PHILÉAS, vexé.—Dites nager, mon illustre ami.
POLYPHÈME, riant.—Non, non! je dis patauger et je le répète; je tiens à mon mot, vous me donnerez raison vous-même ce soir. Mais partons; profitons du moment où la chaleur n'est pas accablante.
Philéas appela le négrillon, se munit d'un vêtement de bain et les voyageurs se dirigèrent vers l'endroit où devait se baigner le gros Saindoux.
C'était un frais et joli enfoncement. Les chenilles semblaient avoir épargné les arbres qui bordaient la rive et il y faisait obscur et frais. Tout ébloui du passage de la lumière à une demi-obscurité, pressé par Polyphème qui semblait avoir une hâte singulière de voir son ami dans l'eau, Philéas plongea sans réflexion. Il reparut promptement et se cramponna au bateau en poussant des cris rauques, des exclamations entrecoupées...

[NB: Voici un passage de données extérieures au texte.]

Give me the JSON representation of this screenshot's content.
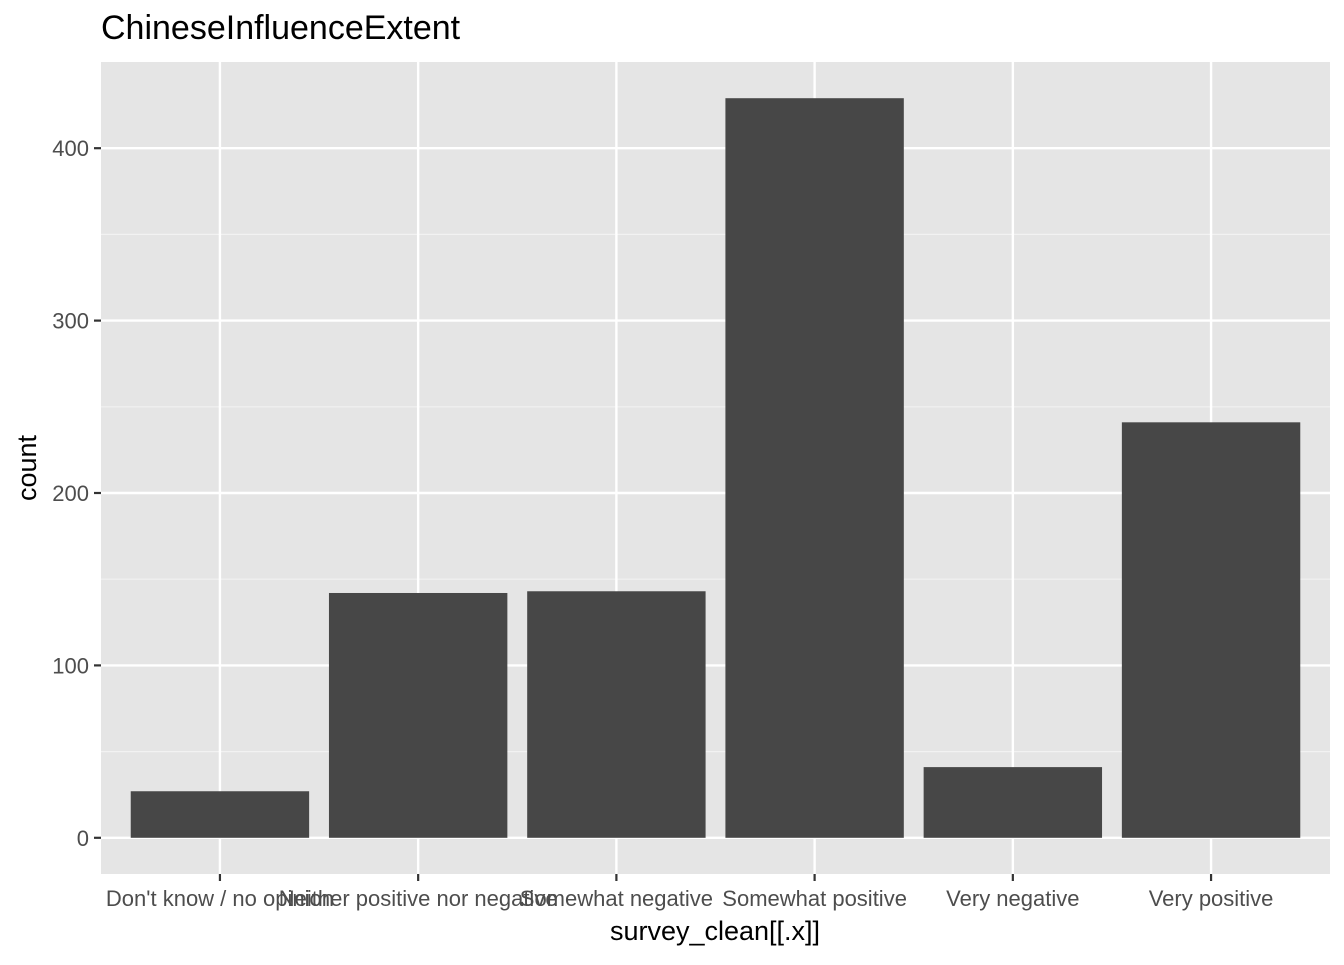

Il était couvert de chenilles de la tête aux pieds! Ces bêtes malfaisantes s'étaient logées en masse sur les arbres. Le vent les avait fait tomber et elles surnageaient, couvrant la rivière d'une croûte épaisse, masse odieuse qui s'attachait à Philéas crispé et saisi d'horreur...
Sur la rive, Polyphème riait à se tordre; il avait prévu ce qui arrivait. Le dévoûment maladroit de Sagababa qui avait sauté dans le bateau et qui écrasait les chenilles sur le corps de son maître contribuait à augmenter son hilarité.
Philéas était hors de lui! Il aurait voulu pouvoir à la fois gourmander Polyphème, faire lâcher prise à Sagababa, se nettoyer, se r'habiller et fuir cet odieux endroit!
... Ses paroles se ressentaient du désordre de ses idées.